Rotation around a fixed axis or axial rotation is a special case of rotational motion around an axis of rotation fixed, stationary, or static in three-dimensional space. This type of motion excludes the possibility of the instantaneous axis of rotation changing its orientation and cannot describe such phenomena as wobbling or precession. According to Euler's rotation theorem, simultaneous rotation along a number of stationary axes at the same time is impossible; if two rotations are forced at the same time, a new axis of rotation will result.

This concept assumes that the rotation is also stable, such that no torque is required to keep it going. The kinematics and dynamics of rotation around a fixed axis of a rigid body are mathematically much simpler than those for free rotation of a rigid body; they are entirely analogous to those of linear motion along a single fixed direction, which is not true for free rotation of a rigid body. The expressions for the kinetic energy of the object, and for the forces on the parts of the object, are also simpler for rotation around a fixed axis, than for general rotational motion. For these reasons, rotation around a fixed axis is typically taught in introductory physics courses after students have mastered linear motion; the full generality of rotational motion is not usually taught in introductory physics classes.

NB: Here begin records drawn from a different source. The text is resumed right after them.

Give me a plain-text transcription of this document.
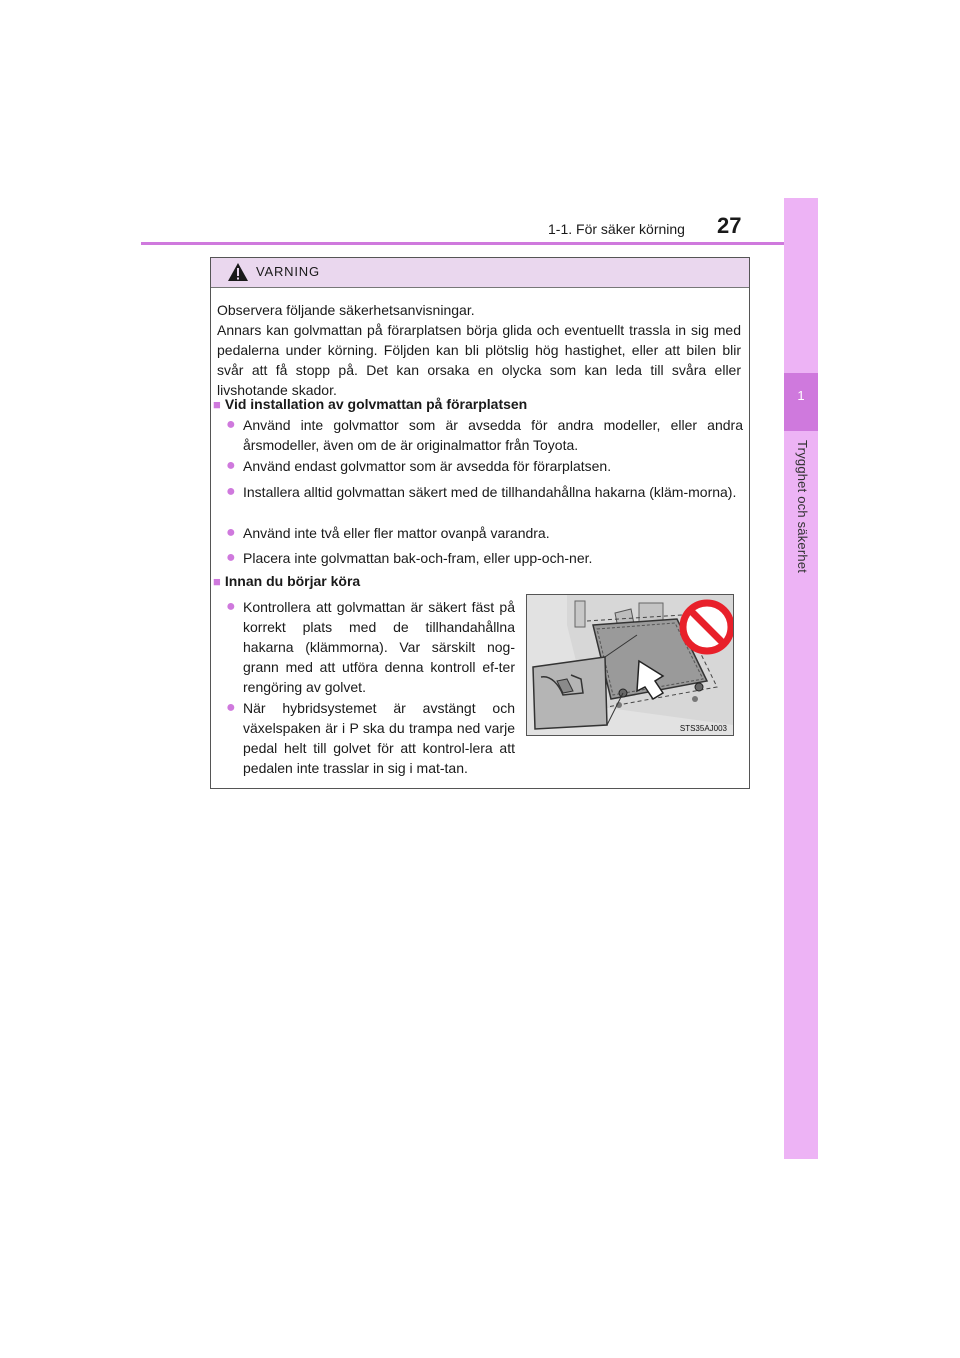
1-1. För säker körning 27
1
Trygghet och säkerhet
VARNING
Observera följande säkerhetsanvisningar.
Annars kan golvmattan på förarplatsen börja glida och eventuellt trassla in sig med pedalerna under körning. Följden kan bli plötslig hög hastighet, eller att bilen blir svår att få stopp på. Det kan orsaka en olycka som kan leda till svåra eller livshotande skador.
■ Vid installation av golvmattan på förarplatsen
● Använd inte golvmattor som är avsedda för andra modeller, eller andra årsmodeller, även om de är originalmattor från Toyota.
● Använd endast golvmattor som är avsedda för förarplatsen.
● Installera alltid golvmattan säkert med de tillhandahållna hakarna (kläm-morna).
● Använd inte två eller fler mattor ovanpå varandra.
● Placera inte golvmattan bak-och-fram, eller upp-och-ner.
■ Innan du börjar köra
● Kontrollera att golvmattan är säkert fäst på korrekt plats med de tillhandahållna hakarna (klämmorna). Var särskilt nog-grann med att utföra denna kontroll ef-ter rengöring av golvet.
● När hybridsystemet är avstängt och växelspaken är i P ska du trampa ned varje pedal helt till golvet för att kontrol-lera att pedalen inte trasslar in sig i mat-tan.
STS35AJ003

In geometry, there exist various rotation formalisms to express a rotation in three dimensions as a mathematical transformation. In physics, this concept is applied to classical mechanics where rotational (or angular) kinematics is the science of quantitative description of a purely rotational motion. The orientation of an object at a given instant is described with the same tools, as it is defined as an imaginary rotation from a reference placement in space, rather than an actually observed rotation from a previous placement in space.

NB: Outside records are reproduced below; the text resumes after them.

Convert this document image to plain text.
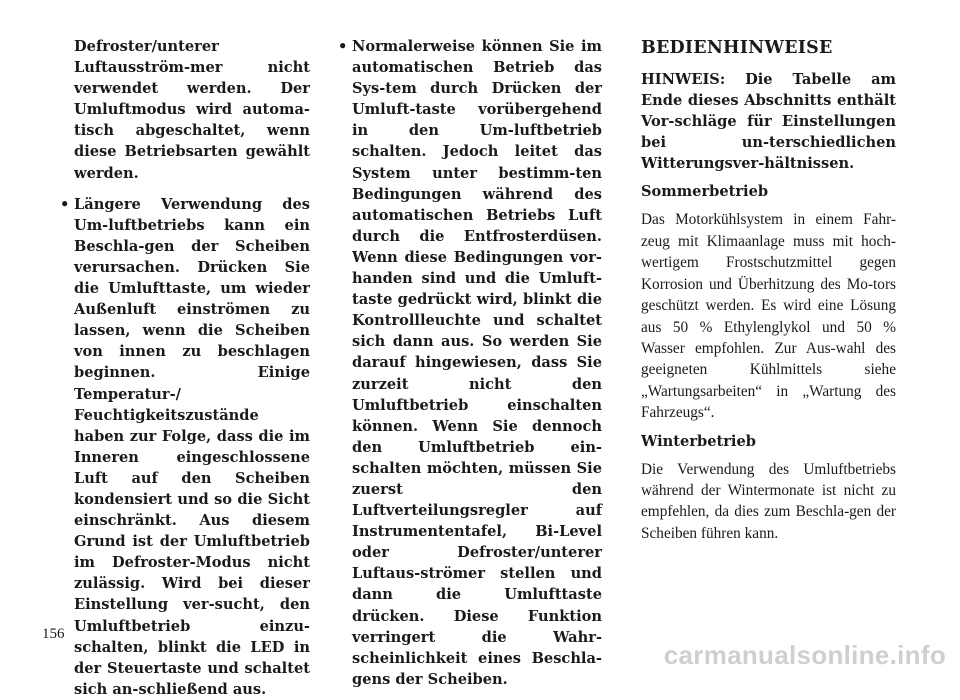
Defroster/unterer Luftausström-mer nicht verwendet werden. Der Umluftmodus wird automa-tisch abgeschaltet, wenn diese Betriebsarten gewählt werden.

• Längere Verwendung des Um-luftbetriebs kann ein Beschla-gen der Scheiben verursachen. Drücken Sie die Umlufttaste, um wieder Außenluft einströmen zu lassen, wenn die Scheiben von innen zu beschlagen beginnen. Einige Temperatur-/ Feuchtigkeitszustände haben zur Folge, dass die im Inneren eingeschlossene Luft auf den Scheiben kondensiert und so die Sicht einschränkt. Aus diesem Grund ist der Umluftbetrieb im Defroster-Modus nicht zulässig. Wird bei dieser Einstellung ver-sucht, den Umluftbetrieb einzu-schalten, blinkt die LED in der Steuertaste und schaltet sich an-schließend aus.

• Normalerweise können Sie im automatischen Betrieb das Sys-tem durch Drücken der Umluft-taste vorübergehend in den Um-luftbetrieb schalten. Jedoch leitet das System unter bestimm-ten Bedingungen während des automatischen Betriebs Luft durch die Entfrosterdüsen. Wenn diese Bedingungen vor-handen sind und die Umluft-taste gedrückt wird, blinkt die Kontrollleuchte und schaltet sich dann aus. So werden Sie darauf hingewiesen, dass Sie zurzeit nicht den Umluftbetrieb einschalten können. Wenn Sie dennoch den Umluftbetrieb ein-schalten möchten, müssen Sie zuerst den Luftverteilungsregler auf Instrumententafel, Bi-Level oder Defroster/unterer Luftaus-strömer stellen und dann die Umlufttaste drücken. Diese Funktion verringert die Wahr-scheinlichkeit eines Beschla-gens der Scheiben.

BEDIENHINWEISE

HINWEIS: Die Tabelle am Ende dieses Abschnitts enthält Vor-schläge für Einstellungen bei un-terschiedlichen Witterungsver-hältnissen.

Sommerbetrieb

Das Motorkühlsystem in einem Fahr-zeug mit Klimaanlage muss mit hoch-wertigem Frostschutzmittel gegen Korrosion und Überhitzung des Mo-tors geschützt werden. Es wird eine Lösung aus 50 % Ethylenglykol und 50 % Wasser empfohlen. Zur Aus-wahl des geeigneten Kühlmittels siehe „Wartungsarbeiten“ in „Wartung des Fahrzeugs“.

Winterbetrieb

Die Verwendung des Umluftbetriebs während der Wintermonate ist nicht zu empfehlen, da dies zum Beschla-gen der Scheiben führen kann.

156
carmanualsonline.info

According to Euler's rotation theorem, the rotation of a rigid body (or three-dimensional coordinate system with a fixed origin) is described by a single rotation about some axis. Such a rotation may be uniquely described by a minimum of three real parameters. However, for various reasons, there are several ways to represent it. Many of these representations use more than the necessary minimum of three parameters, although each of them still has only three degrees of freedom.